Giovedì 25 Aprile 2024

Pensioni, urgente cambiare Sì alla previdenza integrativa

IL NUOVO GOVERNO avrà due mesi di tempo e poi, senza nuovi interventi, dal primo gennaio 2023 scadenza quota102, Opzione Donna e Ape sociale, e si torna alla legge Fornero nella sua pienezza. Qualcosa che, stando al programma di centro-destra (anzi, destra-centro), bisogna assolutamente evitare. Ora, se nell’immediato si può discutere di flessibilità in uscita, lavori usuranti e misure di equità, nel lungo periodo c’è un problema demografico gravissimo – tra 30 anni avremo più pensionati che lavoratori – che pone un dilemma sulla sostenibilità del nostro sistema previdenziale. Prendete un dato. Quando fu introdotta la legge Fornero, nel 2012, l’Italia spendeva per le pensioni 249,5 miliardi, pari al 15,9% del pil.

Secondo la Nadef, l’ultimo documento di economia del governo Draghi, pur avendo ridotto l’incidenza sul pil di due decimali (siamo al 15,7%), quest’anno arriveremo a 297,4 miliardi e poi in tre anni la spesa previdenziale raggiungerà poi i 349,8 miliardi, 100 miliardi in più di 10 anni fa, nonostante la legge Fornero. Complice un rallentamento dell’economia il peso sul pil salirà al 17,6%. Con l’inflazione all’8% le stime Inps prevedono, infine, una spesa addizionale di 23 miliardi per indicizzare le pensioni al costo della vita. Questa crescita ha una causa profonda: siamo sempre più vecchi e sempre di meno. Secondo le Nazioni Unite gli italiani, adesso 60 milioni, saranno 36,9 milioni alla fine del secolo. L’Istat prevede la perdita di 12 milioni di abitanti entro il 2065, in linea con le previsioni Onu. E se oggi ci sono tre lavoratori per pensionato, secondo l’Ocse nel 2050 ci potrebbero essere più pensionati che lavoratori. Se pure è vero che la legge Fornero fu introdotta con estrema fretta e qualche sbavatura, da allora si è fatta molta confusione.
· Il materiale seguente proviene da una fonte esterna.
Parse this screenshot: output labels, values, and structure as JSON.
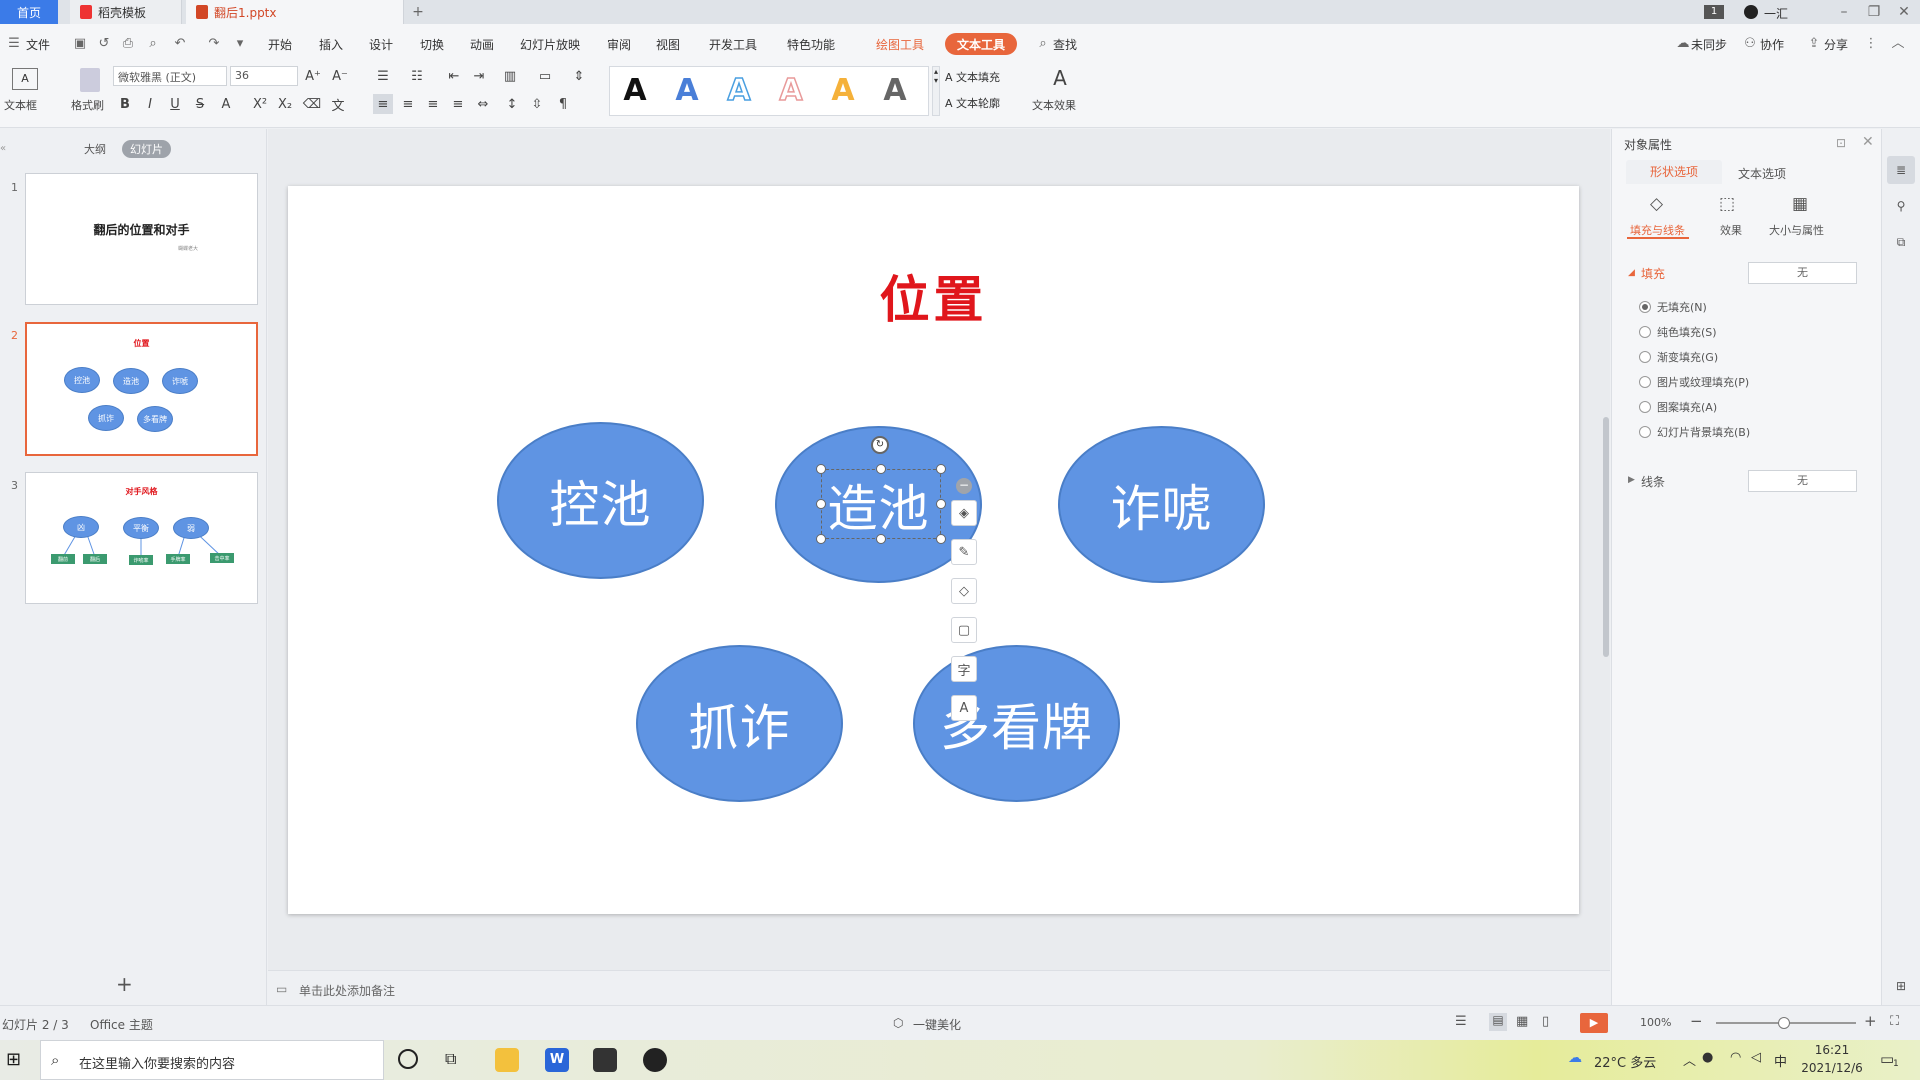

Il principio, sano, era allineare il sistema pensionistico alla futura struttura demografica, sociale ed economica. Spesso presentati come interventi riparatori e a tutela degli esodati, dal 2012 ad oggi sono invece arrivate una decina di deroghe che hanno messo dentro di tutto e che hanno contribuito ad un aumento della spesa pensionistica del 19,2%, 4,6 punti in più dell’inflazione. Semplicemente, abbiamo rimandato il problema. Con l’aggravante che spesso si è mistificata la realtà. Ora, guardando ai prossimi interventi si può certamente evitare un brusco salto da quota102 al regime ordinario. Si possono promuovere forme di flessibilità in uscita richieste da lavoratori e imprese. Si possono reiterare Ape Sociale e Opzione donna. Ma la tendenza all’invecchiamento è incisa nella pietra. Per questo, oltre agli ambiti sopracitati, c’è bisogno di un radicale cambio di approccio.

Il sistema vigente ‘a ripartizione’, per cui i contributi che versano i lavoratori attivi servono a pagare le rate previdenziali di chi è già in pensione, regge poco. Bisogna quindi sostenere forme di previdenza integrativa ‘a capitalizzazione’. È un meccanismo che sfrutta le leve della finanza e degli investimenti, mettendo a reddito parte della retribuzione di milioni di lavoratori che, oltre a garantire il proprio futuro e a rendersi responsabili di esso, partecipano così alla crescita dell’economia. Tra l’altro, proprio nella legge Fornero fu introdotto il principio dell’opting out, cioè la possibilità di destinare alla previdenza complementare, e quindi alla "capitalizzazione", una parte (l’8%) della contribuzione obbligatoria. La misura è rimasta inattuata. Tornare a parlarne sarebbe un passo avanti per la sostenibilità del sistema previdenziale, per i conti pubblici e le future pensioni degli italiani.